The vets were the show’s official veterinary care providers, offering wellness exams and medical care to the purebred dogs, coordinating medical supply preparation, shift logistics and training at the world’s longest running dog show.
For the owners of contestants that have received top-notch care from Cornell, it was especially comforting to have these vets at the show.
“I consider Cornell to be the best in the country,” says Ashley Fischer, who lives in Wilton, Connecticut, and uses the Cornell University Veterinary Specialists located there. This year, she showed her pug Rider, also known as Ch.
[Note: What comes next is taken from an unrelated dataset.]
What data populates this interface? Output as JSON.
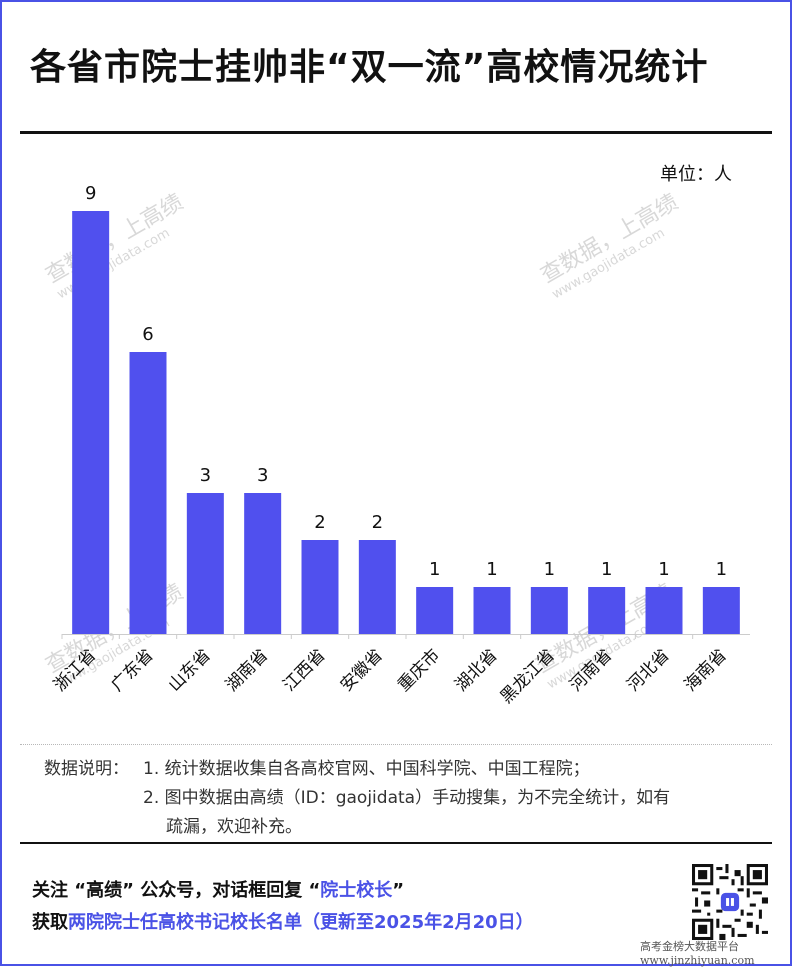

Cado Midnight Ticket to Ride, at Westminster.
Due to the COVID-19 pandemic, the show was moved from its traditional place in Manhattan to the Lyndhurst Mansion in Tarrytown, New York; no spectators were allowed.
Rider, who was the only black dog in a sea of 32 pugs, was “a bit overwhelmed by the whole event as he is just getting started in his career in Best of Breed competition,” says Fischer. “Regardless of the results, it was a privilege to be able to show my little dog at the historic Westminster Kennel Club show. What a beautiful event it was. We were just happy to be at the party.”
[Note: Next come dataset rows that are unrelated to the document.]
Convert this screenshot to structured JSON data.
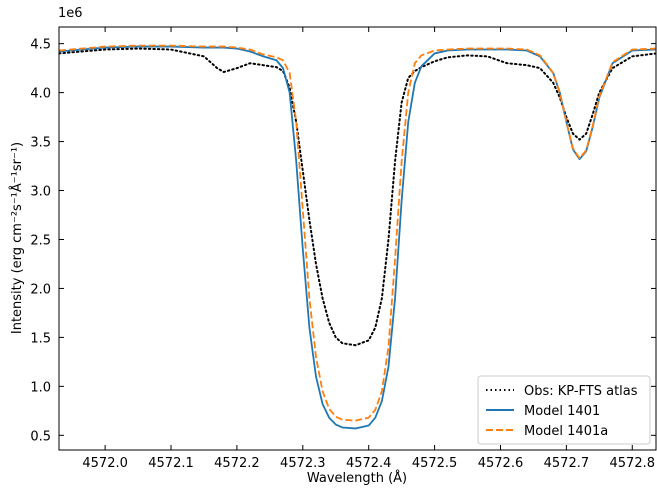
{
  "chart_data": {
    "type": "line",
    "x_label": "Wavelength (Å)",
    "y_label": "Intensity (erg cm⁻²s⁻¹Å⁻¹sr⁻¹)",
    "y_offset_label": "1e6",
    "xlim": [
      4571.93,
      4572.836
    ],
    "ylim": [
      0.35,
      4.67
    ],
    "xticks": [
      {
        "value": 4572.0,
        "label": "4572.0"
      },
      4572.1,
      4572.2,
      4572.3,
      4572.4,
      4572.5,
      4572.6,
      4572.7,
      4572.8
    ],
    "yticks": [
      0.5,
      {
        "value": 1.0,
        "label": "1.0"
      },
      1.5,
      {
        "value": 2.0,
        "label": "2.0"
      },
      2.5,
      {
        "value": 3.0,
        "label": "3.0"
      },
      3.5,
      {
        "value": 4.0,
        "label": "4.0"
      },
      4.5
    ],
    "legend": "lower right",
    "x": [
      4571.93,
      4572.0,
      4572.05,
      4572.1,
      4572.15,
      4572.17,
      4572.18,
      4572.2,
      4572.22,
      4572.24,
      4572.26,
      4572.27,
      4572.28,
      4572.29,
      4572.3,
      4572.31,
      4572.32,
      4572.33,
      4572.34,
      4572.35,
      4572.36,
      4572.38,
      4572.4,
      4572.41,
      4572.42,
      4572.43,
      4572.44,
      4572.45,
      4572.46,
      4572.47,
      4572.48,
      4572.5,
      4572.52,
      4572.55,
      4572.58,
      4572.61,
      4572.64,
      4572.66,
      4572.68,
      4572.69,
      4572.7,
      4572.71,
      4572.72,
      4572.73,
      4572.74,
      4572.75,
      4572.77,
      4572.8,
      4572.836
    ],
    "series": [
      {
        "name": "Obs: KP-FTS atlas",
        "color": "#000000",
        "dash": "dotted",
        "values": [
          4.4,
          4.44,
          4.45,
          4.44,
          4.37,
          4.25,
          4.21,
          4.25,
          4.3,
          4.28,
          4.26,
          4.22,
          4.05,
          3.7,
          3.2,
          2.7,
          2.25,
          1.9,
          1.65,
          1.5,
          1.44,
          1.42,
          1.47,
          1.6,
          1.9,
          2.5,
          3.3,
          3.9,
          4.15,
          4.22,
          4.26,
          4.32,
          4.36,
          4.38,
          4.37,
          4.3,
          4.28,
          4.25,
          4.1,
          3.95,
          3.75,
          3.58,
          3.52,
          3.58,
          3.78,
          4.0,
          4.25,
          4.37,
          4.4
        ]
      },
      {
        "name": "Model 1401",
        "color": "#1f77b4",
        "dash": "solid",
        "values": [
          4.42,
          4.46,
          4.47,
          4.47,
          4.46,
          4.46,
          4.46,
          4.45,
          4.42,
          4.37,
          4.33,
          4.25,
          4.0,
          3.3,
          2.4,
          1.6,
          1.1,
          0.82,
          0.68,
          0.61,
          0.58,
          0.57,
          0.6,
          0.68,
          0.85,
          1.2,
          1.9,
          2.9,
          3.7,
          4.1,
          4.27,
          4.4,
          4.43,
          4.44,
          4.44,
          4.44,
          4.43,
          4.37,
          4.2,
          4.0,
          3.7,
          3.42,
          3.32,
          3.4,
          3.65,
          3.95,
          4.3,
          4.43,
          4.44
        ]
      },
      {
        "name": "Model 1401a",
        "color": "#ff7f0e",
        "dash": "dashed",
        "values": [
          4.43,
          4.47,
          4.48,
          4.48,
          4.47,
          4.47,
          4.47,
          4.46,
          4.44,
          4.39,
          4.36,
          4.33,
          4.2,
          3.7,
          2.8,
          1.9,
          1.3,
          0.95,
          0.77,
          0.69,
          0.66,
          0.65,
          0.68,
          0.76,
          0.95,
          1.4,
          2.3,
          3.3,
          4.0,
          4.3,
          4.38,
          4.43,
          4.44,
          4.45,
          4.45,
          4.45,
          4.44,
          4.38,
          4.2,
          4.0,
          3.7,
          3.43,
          3.33,
          3.41,
          3.66,
          3.96,
          4.31,
          4.44,
          4.45
        ]
      }
    ]
  }
}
Fischer’s relationship with Cornell started when her English cocker spaniel traveled to Ithaca to have a diaphragmatic hernia repaired. Another time one of her pugs needed a bowel resection due to cancer. “He was there for probably six days,” says Fischer. “They took extraordinary care of him, but they always take extraordinary care of my dogs.”
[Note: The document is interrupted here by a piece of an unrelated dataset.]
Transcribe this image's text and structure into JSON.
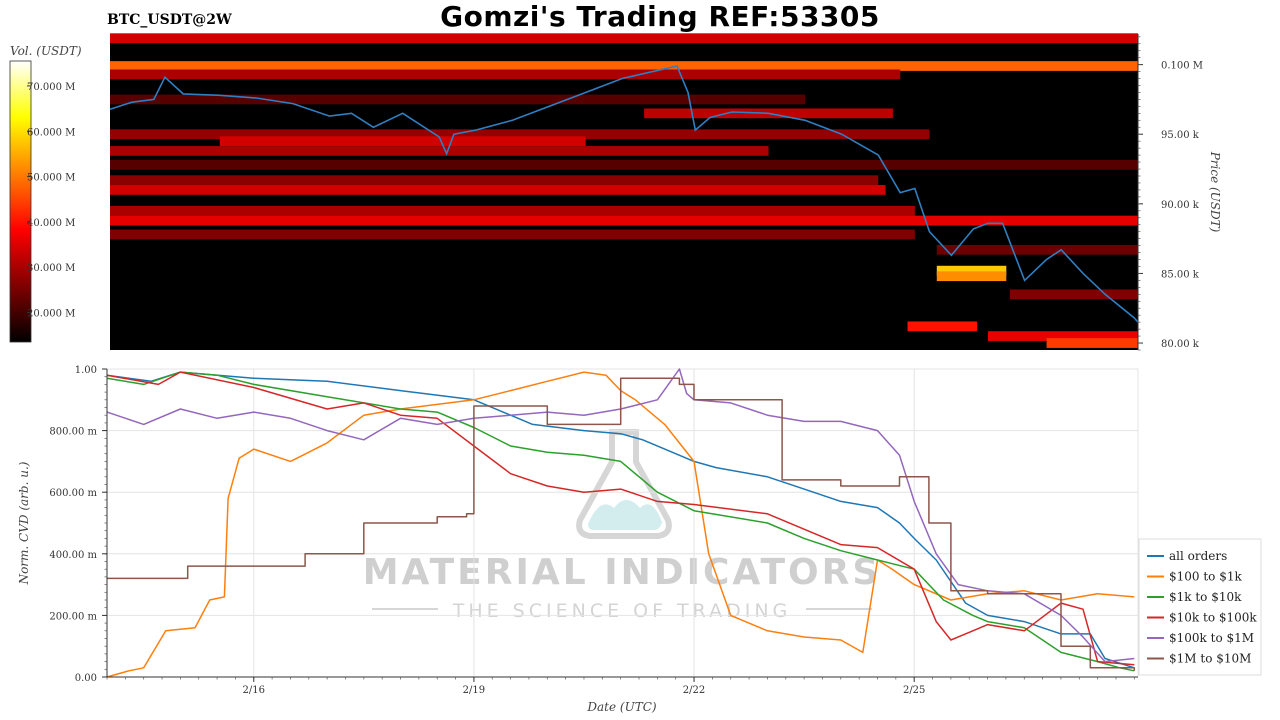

Marg Pough of Ithaca agrees. This year, her border terrier Avery – formally known as Ch. Bandersnatch Defiant ME – was in the ring at the 145th Westminster show.
She routinely brings her terriers to CVM so the students can practice giving vaccines and doing puppy exams and learn about purebred dogs. Her dogs have also participated in hip dysplasia studies and in ultrasound studies for pregnancies.
She recalls how a Cornell veterinarian would take ultrasounds of the pregnant dogs to count the puppies and predict their due dates. “And when the puppies arrived, I would tell her, ‘Yes, your count was good.’ And yes, they were born a day earlier or a day later.”
The veterinarians are grateful for the opportunities caring for this population of dogs has afforded them.
Dr. Denae Campanale, a resident in diagnostic imaging, especially values the opportunity to see pregnant dogs. “So many companion animals these days are spayed and neutered that we don’t often get to do exams on intact or pregnant animals.”
Campanale says being at the Westminster show offers a rare chance to see healthy animals and their owners in top form.
“Often as veterinarians, we’ll see our clients in really hard moments when their animals are very sick and they’re very stressed,” Campanale says. “Being at Westminster, we get to see these beautiful, healthy versions of their breeds, truly the best of the best at their best. … We got to see how close the clients were with their animals, how much they cared and the result of all of their efforts, too.”
As Best in Show judge Pat Trotter says, “Not all pets are show dogs but I can assure you that all show dogs are pets.”
Christina Frank is a freelance writer for the College of Veterinary Medicine.